No se trata de borrar ni de reemplazar momentos, iba diciendo, su voz arrastrada por el viento del ocaso, sino de construir nuevos recuerdos con sus propias emociones. Así, a pesar de que compartan rasgos con otros eventos anteriores, seguirán siendo únicos e independientes. Y yo le miraba embobada por el halo de misteriosa sapiencia que acompaña a las personas que hablan desde la experiencia; sin saberlo, o quizá intuyéndolo un poco, había dado nuevamente con la clave, y es que yo no solamente sufría ante la posibilidad de estar reescribiendo capítulos importantes de mi vida, sino por la noción de que él pudiera haber reutilizado sus planes con ella..., para mí. Me dolía ser un reemplazo cuando no entendía que no había nada que reemplazar, porque me habían hecho sentir como un parche vital.

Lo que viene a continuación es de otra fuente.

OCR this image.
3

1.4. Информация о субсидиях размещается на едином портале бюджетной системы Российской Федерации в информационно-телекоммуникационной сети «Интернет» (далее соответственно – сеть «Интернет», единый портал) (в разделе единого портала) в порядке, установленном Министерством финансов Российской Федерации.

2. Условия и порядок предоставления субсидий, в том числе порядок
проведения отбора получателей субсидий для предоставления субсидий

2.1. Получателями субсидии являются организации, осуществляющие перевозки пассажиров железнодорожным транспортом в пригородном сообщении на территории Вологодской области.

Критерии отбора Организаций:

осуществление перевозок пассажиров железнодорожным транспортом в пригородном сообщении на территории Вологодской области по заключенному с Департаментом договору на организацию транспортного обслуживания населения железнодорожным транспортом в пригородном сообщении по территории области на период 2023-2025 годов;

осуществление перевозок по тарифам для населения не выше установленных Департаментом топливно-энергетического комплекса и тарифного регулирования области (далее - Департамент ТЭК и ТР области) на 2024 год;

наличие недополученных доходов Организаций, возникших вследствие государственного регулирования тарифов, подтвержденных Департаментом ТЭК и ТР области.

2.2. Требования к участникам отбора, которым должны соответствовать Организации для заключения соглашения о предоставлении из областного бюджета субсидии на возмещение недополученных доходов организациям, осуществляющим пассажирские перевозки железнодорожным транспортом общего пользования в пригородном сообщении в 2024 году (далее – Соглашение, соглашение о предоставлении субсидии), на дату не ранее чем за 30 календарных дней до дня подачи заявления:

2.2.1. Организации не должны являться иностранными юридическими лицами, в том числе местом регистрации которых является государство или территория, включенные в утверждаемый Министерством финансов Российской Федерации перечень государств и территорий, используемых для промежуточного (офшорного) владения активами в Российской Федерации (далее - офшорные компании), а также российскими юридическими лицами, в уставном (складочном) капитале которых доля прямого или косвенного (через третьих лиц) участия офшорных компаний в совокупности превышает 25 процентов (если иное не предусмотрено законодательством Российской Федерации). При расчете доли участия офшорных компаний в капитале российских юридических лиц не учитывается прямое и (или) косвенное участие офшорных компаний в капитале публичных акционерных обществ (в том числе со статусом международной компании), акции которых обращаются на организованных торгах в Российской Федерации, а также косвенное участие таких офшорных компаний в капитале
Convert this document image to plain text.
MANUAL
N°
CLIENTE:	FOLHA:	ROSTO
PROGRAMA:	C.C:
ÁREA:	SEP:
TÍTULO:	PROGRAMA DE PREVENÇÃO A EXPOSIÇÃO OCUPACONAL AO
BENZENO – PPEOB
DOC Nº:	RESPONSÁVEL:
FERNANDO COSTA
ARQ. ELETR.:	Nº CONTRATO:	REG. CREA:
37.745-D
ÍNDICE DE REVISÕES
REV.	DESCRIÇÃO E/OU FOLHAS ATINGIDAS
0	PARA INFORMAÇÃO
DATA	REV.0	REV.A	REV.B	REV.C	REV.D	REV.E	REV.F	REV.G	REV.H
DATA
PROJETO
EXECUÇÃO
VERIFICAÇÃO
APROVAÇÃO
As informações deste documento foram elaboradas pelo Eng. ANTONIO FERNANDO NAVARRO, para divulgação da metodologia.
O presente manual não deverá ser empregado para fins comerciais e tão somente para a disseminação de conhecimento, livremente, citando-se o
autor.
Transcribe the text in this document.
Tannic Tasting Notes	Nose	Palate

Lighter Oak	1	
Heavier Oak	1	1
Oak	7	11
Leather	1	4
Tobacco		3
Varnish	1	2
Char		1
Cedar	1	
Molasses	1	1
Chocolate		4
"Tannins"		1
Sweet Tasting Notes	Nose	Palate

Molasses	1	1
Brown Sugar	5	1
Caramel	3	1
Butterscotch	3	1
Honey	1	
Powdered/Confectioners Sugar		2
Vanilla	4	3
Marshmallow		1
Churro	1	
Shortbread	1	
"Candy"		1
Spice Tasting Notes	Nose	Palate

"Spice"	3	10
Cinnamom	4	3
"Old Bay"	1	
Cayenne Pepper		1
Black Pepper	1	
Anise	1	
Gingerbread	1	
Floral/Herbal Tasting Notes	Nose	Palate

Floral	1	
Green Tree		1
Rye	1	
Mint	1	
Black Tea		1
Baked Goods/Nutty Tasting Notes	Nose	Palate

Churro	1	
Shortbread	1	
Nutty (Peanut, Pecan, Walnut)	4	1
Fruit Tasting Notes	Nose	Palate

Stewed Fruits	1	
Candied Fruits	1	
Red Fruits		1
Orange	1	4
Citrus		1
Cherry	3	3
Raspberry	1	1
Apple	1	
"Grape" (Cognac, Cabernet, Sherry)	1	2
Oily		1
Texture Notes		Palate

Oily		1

Al decir aquellas palabras, él me liberó de la carga autoimpuesta de ser la eterna segundona, de estar celosa de la sombra de un recuerdo; de un amor que él describiría una vez como arrollador y que hace tres noches dirigió hacia mí. Y yo vi desfilar en un destello una miríada de flashes de su sonrisa, del primer beso, del paisaje de la sierra de Aracena coronando la habitación mientras hacíamos el amor, de la primera vez que entramos en casa, de su abrazo para dormir, de una mirada nerviosa que gritaba "por favor, acéptame, no me rechaces" cuando deslizó ante mí el conjunto de promesa, la ilusión de un niño un poco avergonzado en una tienda de Lego, sosteniendo un jefe y una calabaza en bañador. Imágenes que hablan de intimidad, de equipo, familia y amor.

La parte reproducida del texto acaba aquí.